When asked by a prison nurse about suicidal thoughts, he replied: “I just think about family really and the fact that I’ve got three children.

"Hopefully one day, if and when I get released, I’ll be able to see them and be part of their lives.

"That’s the only thing really.”

But the prison nurse then said: “To me it’s the eyes, they give it away.

"There’s no emotion there whatsoever.

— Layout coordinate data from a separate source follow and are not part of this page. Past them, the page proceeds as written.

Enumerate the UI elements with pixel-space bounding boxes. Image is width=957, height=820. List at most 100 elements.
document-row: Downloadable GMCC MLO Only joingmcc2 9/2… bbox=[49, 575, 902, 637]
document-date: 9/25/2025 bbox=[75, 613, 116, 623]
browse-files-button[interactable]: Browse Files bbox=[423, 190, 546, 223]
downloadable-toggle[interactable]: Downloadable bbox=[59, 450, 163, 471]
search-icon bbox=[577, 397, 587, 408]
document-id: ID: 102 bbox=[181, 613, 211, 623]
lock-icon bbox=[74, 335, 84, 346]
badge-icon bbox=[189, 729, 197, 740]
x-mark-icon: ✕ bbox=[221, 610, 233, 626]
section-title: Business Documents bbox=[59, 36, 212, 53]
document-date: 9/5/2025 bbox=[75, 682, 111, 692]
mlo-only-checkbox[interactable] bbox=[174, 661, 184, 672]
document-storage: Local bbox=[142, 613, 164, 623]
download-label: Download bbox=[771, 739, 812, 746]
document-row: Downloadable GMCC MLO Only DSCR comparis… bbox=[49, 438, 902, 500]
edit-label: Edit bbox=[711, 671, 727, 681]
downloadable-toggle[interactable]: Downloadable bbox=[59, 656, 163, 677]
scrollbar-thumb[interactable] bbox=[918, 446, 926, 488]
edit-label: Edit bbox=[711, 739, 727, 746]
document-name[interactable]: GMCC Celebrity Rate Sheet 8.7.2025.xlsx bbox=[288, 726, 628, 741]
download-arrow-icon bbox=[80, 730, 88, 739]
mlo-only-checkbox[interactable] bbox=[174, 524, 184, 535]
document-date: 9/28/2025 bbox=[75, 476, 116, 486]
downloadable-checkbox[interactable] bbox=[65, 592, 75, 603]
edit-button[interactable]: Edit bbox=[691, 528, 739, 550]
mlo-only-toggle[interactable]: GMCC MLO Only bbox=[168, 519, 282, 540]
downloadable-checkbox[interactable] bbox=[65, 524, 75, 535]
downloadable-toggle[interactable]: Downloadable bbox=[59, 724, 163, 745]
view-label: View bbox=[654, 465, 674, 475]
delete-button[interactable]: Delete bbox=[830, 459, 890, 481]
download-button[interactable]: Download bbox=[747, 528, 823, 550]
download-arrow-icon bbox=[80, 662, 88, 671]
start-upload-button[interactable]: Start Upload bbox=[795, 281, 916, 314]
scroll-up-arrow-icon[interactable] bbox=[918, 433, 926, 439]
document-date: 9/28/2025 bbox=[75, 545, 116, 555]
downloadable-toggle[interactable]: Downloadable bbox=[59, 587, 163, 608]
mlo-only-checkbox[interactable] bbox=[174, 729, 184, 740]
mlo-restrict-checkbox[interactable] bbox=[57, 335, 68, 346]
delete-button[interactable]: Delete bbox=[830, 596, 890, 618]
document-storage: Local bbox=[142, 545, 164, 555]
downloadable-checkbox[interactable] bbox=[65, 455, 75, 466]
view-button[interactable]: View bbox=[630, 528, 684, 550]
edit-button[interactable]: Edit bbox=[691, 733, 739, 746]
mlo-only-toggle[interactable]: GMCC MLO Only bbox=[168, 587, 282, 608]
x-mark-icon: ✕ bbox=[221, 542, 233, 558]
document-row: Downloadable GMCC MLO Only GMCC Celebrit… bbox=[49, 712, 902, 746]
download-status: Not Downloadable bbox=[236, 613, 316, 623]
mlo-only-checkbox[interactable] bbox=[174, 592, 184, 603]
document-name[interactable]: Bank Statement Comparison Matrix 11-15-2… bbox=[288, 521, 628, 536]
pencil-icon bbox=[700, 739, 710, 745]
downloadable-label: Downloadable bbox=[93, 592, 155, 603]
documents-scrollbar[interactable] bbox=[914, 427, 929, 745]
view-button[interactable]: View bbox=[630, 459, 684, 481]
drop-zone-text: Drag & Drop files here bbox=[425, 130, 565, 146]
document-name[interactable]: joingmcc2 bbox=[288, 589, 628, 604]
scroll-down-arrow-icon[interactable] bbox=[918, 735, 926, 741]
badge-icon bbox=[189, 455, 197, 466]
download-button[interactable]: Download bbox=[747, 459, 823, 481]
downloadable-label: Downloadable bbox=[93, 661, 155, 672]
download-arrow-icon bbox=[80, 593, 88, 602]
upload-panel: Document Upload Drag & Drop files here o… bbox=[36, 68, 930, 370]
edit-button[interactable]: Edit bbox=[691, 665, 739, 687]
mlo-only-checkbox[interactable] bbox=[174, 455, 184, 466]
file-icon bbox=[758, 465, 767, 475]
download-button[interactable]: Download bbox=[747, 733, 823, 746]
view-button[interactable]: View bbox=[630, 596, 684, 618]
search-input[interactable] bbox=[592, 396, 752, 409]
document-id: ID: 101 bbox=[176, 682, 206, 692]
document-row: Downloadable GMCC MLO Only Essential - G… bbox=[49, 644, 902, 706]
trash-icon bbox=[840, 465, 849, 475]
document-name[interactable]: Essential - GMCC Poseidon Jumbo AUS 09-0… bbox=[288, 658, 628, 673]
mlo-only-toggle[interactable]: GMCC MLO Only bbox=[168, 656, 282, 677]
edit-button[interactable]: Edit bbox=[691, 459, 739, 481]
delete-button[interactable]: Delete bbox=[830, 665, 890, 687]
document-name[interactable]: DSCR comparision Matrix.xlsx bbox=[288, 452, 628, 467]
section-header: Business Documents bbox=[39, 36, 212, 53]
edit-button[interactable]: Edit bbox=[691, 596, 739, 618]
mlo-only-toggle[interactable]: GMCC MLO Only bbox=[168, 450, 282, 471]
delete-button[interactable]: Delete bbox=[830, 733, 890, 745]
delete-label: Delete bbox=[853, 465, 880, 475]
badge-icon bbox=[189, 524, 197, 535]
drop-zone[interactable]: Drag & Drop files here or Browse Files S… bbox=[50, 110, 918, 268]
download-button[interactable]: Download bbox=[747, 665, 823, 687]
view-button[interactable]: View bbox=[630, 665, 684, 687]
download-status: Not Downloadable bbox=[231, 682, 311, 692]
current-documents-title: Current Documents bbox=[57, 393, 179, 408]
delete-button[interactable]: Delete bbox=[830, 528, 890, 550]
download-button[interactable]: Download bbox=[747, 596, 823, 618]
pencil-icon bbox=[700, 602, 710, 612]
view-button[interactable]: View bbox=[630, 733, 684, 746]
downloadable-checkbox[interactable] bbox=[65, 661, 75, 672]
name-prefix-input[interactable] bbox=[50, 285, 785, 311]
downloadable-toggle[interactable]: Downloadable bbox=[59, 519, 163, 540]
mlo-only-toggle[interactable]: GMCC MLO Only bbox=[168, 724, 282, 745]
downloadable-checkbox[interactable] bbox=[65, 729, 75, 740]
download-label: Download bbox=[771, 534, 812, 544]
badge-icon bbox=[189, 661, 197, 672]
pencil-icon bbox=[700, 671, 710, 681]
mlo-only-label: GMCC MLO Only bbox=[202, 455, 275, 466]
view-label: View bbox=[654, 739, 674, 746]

For quite some time I think he will be quite dangerous.

“Initially when he got his 30 years, some of it maybe in anger.

"But to tear her eyes out of the paper when there was a big photograph of her, that wasn't because he didn’t like looking at her eyes, it was blame.

“He actually said he had no victim empathy whatsoever and that it was all her fault.”

Jane’s mum Penny Clough, a nurse herself, said it was hard for the family to watch.

But she said: “I was thrilled that this nurse saw right through him.

“This was the man we knew, unremorseful for anything.

"His attitude in life is to blame anybody but himself for what he did.

“It’s sad that a nurse could see this, but Judge Simon Newell could not.”

Mrs Clough said she had received ‘amazing’ feedback following the show and it prompted her to write again to Judge Newell, who made the decision to allow Vass out on bail, before he went on to murder Jane.

She said she felt Judge Newell remained ‘unaccountable and unanswerable’ for his decision.